Le indagini svolte dai carabinieri e coordinate dalla Procura della Repubblica di Siracusa hanno permesso di far emergere responsabilità penali anche a carico di almeno altre tre persone. Si tratta di un complice, incaricato costantemente del ritiro del denaro, con il compito di allontanare ogni possibile sospetto corruttivo dall’agente di custodia, e due donne, parenti del detenuto, autrici dei pagamenti volti a soddisfare le illecite richieste.
L’attività illecita avrebbe fruttato facili guadagni al pubblico ufficiale. Secondo la stima degli investigatori, per ogni singola illegale introduzione di oggetti non consentiti ci sarebbe stato il guadagno di centinaia di euro.
I carabinieri dell’Aliquota Operativa del Norm della Compagnia di Noto hanno dato esecuzione all’ordinanza di custodia cautelare in carcere emessa dalla G.I.P. del Tribunale di Siracusa, su richiesta della locale Procura della Repubblica, nei confronti di Sovrintendente Polizia Penitenziaria in servizio nella Casa di Reclusione di Noto.
Le motivazioni richiamate in ordinanza sposano l’impianto accusatorio formulato dagli inquirenti. Le imputazioni per l’agente di custodia, che sarebbe arrivato ad offrire la propria disponibilità per far pervenire “regali” e “profumi” ai detenuti da parte di familiari e conoscenti, sono quelle di aver sfruttato qualifica e posizione all’interno dell’istituto penitenziario per compiere atti gravemente contrari ai doveri d’Ufficio.

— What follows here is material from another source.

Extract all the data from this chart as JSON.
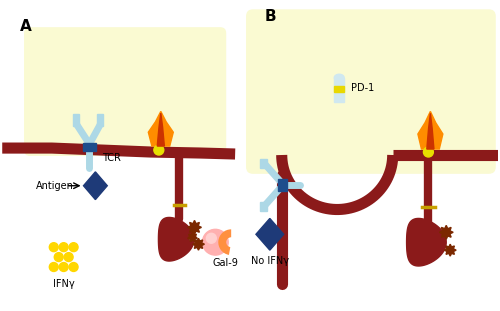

Tra i beni oggetto degli illeciti accordi figurano anche significative quantità di sostanza stupefacente diretta ai detenuti, ricorrendo a modalità di occultamento di generi, quali creme idratanti, il cui ingresso nella struttura penitenziaria era invece consentito. In sede di interrogatorio di garanzia, svoltosi dinanzi al G.I.P. che ha emesso la misura, l’indagato ha ammesso gli addebiti.